Patel: IPS is a transcriptomic-based immune sensitivity classifier that’s part of the Tempus platform; a tumor undergoes sequencing and then is classified as IPS high vs IPS low, based on a retrospective analysis of patients who benefited from immune checkpoint blockade vs [those who did] not. [In the analysis, data showed] patients with IPS high–classified tumors had enhanced responses to immune checkpoint blockade, whereas patients with IPS-low tumors had less benefit with the use of immune checkpoint blockade agents in a real-world dataset. The data for IPS high vs low [in this analysis] were presented at the 2024 SITC Annual Meeting and demonstrated predictive utility [with IPS] above and beyond the known biomarkers of PD-L1, MSI status, and TMB.
The IPS test, which was derived across more than 16 cancer types, can help inform clinical scenarios in which immune checkpoint blockade by itself may be insufficient among the SOC treatment options a patient may have. For example, in thoracic oncology and NSCLC, for [patients with a] PD-L1 combined positive score greater than 50%, we do not yet know whether immunotherapy monotherapy—such as with PD-1–directed therapies—or chemotherapy/PD-1 inhibitor combinations are preferred.
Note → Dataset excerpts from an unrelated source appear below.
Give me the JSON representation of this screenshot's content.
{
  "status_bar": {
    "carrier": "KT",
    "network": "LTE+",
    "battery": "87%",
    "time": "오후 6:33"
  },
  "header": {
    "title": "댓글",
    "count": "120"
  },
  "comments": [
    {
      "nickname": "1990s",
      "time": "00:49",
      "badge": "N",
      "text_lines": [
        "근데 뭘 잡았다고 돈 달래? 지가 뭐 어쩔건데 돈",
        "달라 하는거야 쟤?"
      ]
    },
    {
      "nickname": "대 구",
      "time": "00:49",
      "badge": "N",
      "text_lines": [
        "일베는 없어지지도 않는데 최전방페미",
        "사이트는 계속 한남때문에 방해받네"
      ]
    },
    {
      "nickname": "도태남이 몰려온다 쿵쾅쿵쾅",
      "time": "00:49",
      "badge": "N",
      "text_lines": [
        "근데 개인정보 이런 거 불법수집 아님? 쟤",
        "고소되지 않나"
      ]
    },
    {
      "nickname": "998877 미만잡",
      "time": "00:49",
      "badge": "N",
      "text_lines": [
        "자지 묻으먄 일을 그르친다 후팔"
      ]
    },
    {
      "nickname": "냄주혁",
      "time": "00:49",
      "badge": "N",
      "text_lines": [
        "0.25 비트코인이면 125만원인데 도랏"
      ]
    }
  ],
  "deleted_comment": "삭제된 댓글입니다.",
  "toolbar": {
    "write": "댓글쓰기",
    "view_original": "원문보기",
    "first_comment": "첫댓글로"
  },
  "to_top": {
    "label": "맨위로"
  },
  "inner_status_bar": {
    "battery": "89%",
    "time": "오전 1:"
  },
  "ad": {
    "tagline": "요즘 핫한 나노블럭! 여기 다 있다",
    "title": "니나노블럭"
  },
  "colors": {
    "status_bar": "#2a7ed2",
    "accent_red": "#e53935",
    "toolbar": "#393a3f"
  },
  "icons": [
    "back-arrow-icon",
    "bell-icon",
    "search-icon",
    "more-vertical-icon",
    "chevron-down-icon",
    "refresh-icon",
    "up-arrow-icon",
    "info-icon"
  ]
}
TMB and the patient’s ability to tolerate chemotherapy are 2 current factors that drive this decision-making.
IPS can help [identify] patients who are IPS high and may not benefit as much from chemotherapy, whereas patients who are transcriptomically more likely to be IPS low may benefit from the addition of chemotherapy [to immune checkpoint blockade in the treatment of] their PD-L1–high tumor.
IPS and other transcriptomic-based immune biomarkers [represent] one way in which we can better understand which patient populations can benefit from the existing immune checkpoint blockade agents, which target CTLA-4 and the PD-1/PD-L1 axis. However, equally importantly, [these biomarkers can help us learn more about the utility of] novel immune targets that are currently in clinical development. Next-generation versions of this test will help inform which patients could benefit from investigational therapeutic strategies, and similarly, [inform] how genomically guided biomarkers help improve drug development for targeted therapies. Future iterations of IPS may inform which patients may benefit from novel therapeutic strategies.
We’ve been working on developing the IPS test for a couple years, so I was eagerly awaiting its deployment in the SOC setting. [The IPS test] is now available, along with the Tempus xT and xR assays, which include the RNA sequencing component, by which one can have a report to classify a tumor as IPS high vs IPS low. [In NSCLC], this is most informative in the SOC setting, in which we have 2 reasonable treatment options involving immunotherapy, but we don’t yet know how best to select patients, for example, [to receive] chemoimmunotherapy vs immunotherapy alone in PD-L1–high NSCLC.
There are likely other clinical contexts in which immunotherapy alone may not be the optimal choice, such as, for example, in a patient who is IPS low. [Furthermore], a patient who may be IPS high may not necessarily need as much chemotherapy or may not need chemotherapy at all if their tumor is going to be sensitive to the immunologic component [of a regimen]. That is the area in which this test will most likely see utility, and I plan on considering it in my clinical practice.